Paxton’s claims that the case against Rojas and her associates—and the law used to prosecute them—is “pro-life” and about saving lives are dispelled by the deadly consequences of the state’s abortion ban.
After the abortion ban went into effect in 2021, maternal deaths in the state skyrocketed by 56 percent between 2019 and 2022, as opposed to the 11 percent rise in the country as a whole. Rates of sepsis, a life-threatening condition, for women hospitalized during second-trimester pregnancy loss saw a 50 percent increase in the two-year span following the laws passage.
Texas doctors have reported that the abortion ban has kept them from providing lifesaving care, with 111 of them writing a letter to the state legislature demanding change.
The case against Rojas reeks of a political frame-up aimed at intimidating anyone thinking of providing basic reproductive healthcare in Texas.
An investigation was launched by prosecutors in response to an anonymous complaint filed on January 17 to the state Health and Human Services Commission, alleging two women received abortions at one of Rojas’s clinics at 3 months and 8 weeks of pregnancy, respectively. The state attorney general’s office and the Harris County Sheriff’s office began surveillance soon after the complaint.
The anonymous complaint alleged that Rojas administered an IV and an iron solution, along with abortion pills alleged to be misoprostol, a drug also found during a search warrant. Miscarriages, which occur in 15 percent of pregnancies in the US, are treated with misoprostol, facilitating the removal of remaining pregnancy-related tissue which otherwise may remain and cause injury or death via infection from the decaying tissue.
Under Texas’ misnamed “Human Life Protection Act” of 2021, which effectively banned abortion, any abortion after 5 weeks is banned even for victims of rape or incest.
At the point both alleged abortions were performed these fetuses would not constitute human beings. Fetuses are not medically viable outside the womb until 23 to 24 weeks, or around 6 months. This is only because of the advances in medical technology, which provide a 50 percent chance, provided medical intervention, of the child either dying or surviving with severe impairment.
At 3 months of gestation, fetuses are in the stage of bone hardening and haven’t even developed a nervous system. At 8 weeks, limbs are only just developing. The brain, a requirement for consciousness and human thought, doesn’t exist in any meaningful sense at either stage.

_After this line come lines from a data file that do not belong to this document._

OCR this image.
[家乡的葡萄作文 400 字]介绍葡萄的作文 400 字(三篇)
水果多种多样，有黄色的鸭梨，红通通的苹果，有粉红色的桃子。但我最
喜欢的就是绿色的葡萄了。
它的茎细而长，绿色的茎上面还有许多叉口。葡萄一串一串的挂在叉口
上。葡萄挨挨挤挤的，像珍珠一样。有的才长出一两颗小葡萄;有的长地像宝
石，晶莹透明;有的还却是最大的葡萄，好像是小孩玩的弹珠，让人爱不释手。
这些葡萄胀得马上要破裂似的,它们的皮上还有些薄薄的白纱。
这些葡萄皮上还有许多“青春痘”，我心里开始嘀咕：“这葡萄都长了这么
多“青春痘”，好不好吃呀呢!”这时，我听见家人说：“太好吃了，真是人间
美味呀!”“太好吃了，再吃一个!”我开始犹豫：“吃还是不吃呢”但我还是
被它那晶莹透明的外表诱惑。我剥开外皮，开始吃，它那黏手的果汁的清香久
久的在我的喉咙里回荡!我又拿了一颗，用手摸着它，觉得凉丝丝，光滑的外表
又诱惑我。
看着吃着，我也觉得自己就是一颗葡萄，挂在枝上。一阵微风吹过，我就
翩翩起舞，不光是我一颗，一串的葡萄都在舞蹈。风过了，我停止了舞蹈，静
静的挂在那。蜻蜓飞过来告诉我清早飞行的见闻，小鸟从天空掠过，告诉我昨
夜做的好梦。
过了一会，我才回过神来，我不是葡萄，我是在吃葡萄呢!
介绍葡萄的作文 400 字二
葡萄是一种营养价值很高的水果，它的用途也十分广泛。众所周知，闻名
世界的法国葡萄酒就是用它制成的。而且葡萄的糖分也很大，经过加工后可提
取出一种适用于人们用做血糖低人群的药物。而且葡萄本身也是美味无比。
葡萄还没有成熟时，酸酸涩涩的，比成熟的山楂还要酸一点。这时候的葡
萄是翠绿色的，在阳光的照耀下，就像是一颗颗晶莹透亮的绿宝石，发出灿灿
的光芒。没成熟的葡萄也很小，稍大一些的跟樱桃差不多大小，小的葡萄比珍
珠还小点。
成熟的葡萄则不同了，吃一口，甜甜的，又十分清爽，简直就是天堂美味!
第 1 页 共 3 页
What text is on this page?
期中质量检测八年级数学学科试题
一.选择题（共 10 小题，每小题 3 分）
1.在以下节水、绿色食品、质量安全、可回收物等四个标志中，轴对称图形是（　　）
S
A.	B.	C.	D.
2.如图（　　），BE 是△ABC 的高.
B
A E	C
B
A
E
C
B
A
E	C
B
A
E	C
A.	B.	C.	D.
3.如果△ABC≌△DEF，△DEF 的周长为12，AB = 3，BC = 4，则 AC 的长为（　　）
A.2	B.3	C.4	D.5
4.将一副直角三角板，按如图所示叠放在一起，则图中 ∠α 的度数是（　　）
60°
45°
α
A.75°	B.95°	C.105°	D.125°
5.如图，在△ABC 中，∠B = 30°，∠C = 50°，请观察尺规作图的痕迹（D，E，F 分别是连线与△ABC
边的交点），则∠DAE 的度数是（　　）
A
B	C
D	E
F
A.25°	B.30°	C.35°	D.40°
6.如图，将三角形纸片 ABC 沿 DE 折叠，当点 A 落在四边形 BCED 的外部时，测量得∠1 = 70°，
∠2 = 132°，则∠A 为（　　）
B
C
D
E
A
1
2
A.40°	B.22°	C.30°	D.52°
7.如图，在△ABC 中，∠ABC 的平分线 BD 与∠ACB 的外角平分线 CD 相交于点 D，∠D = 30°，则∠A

The state law has no basis in objective reality, one based on a scientific understanding of gestation, but is rather based on irrational Christian religious dogma. Misleading terms such as “fetal heartbeat” were used partially to obscure this, as lawmakers knew that if they were to plainly state the truth—that the law was based on religion and had nothing to do with science—the law would run up against the Constitution and the deep democratic traditions held dear by the American working class.
Texas’ anti-abortion law and the prosecution of Rojas and her assistant is an outrage aimed squarely at undermining America’s progressive traditions that were the basis of the American Revolution. The Founding Fathers established a “wall of separation between church and state,” recognizing that despots often justify their rule on the basis of religious doctrine. The law is also contrary to the spirit of the Establishment Clause of the Constitution and paves the way for all sorts of intrusion into the private lives of millions of people in violation of the Fourth Amendment.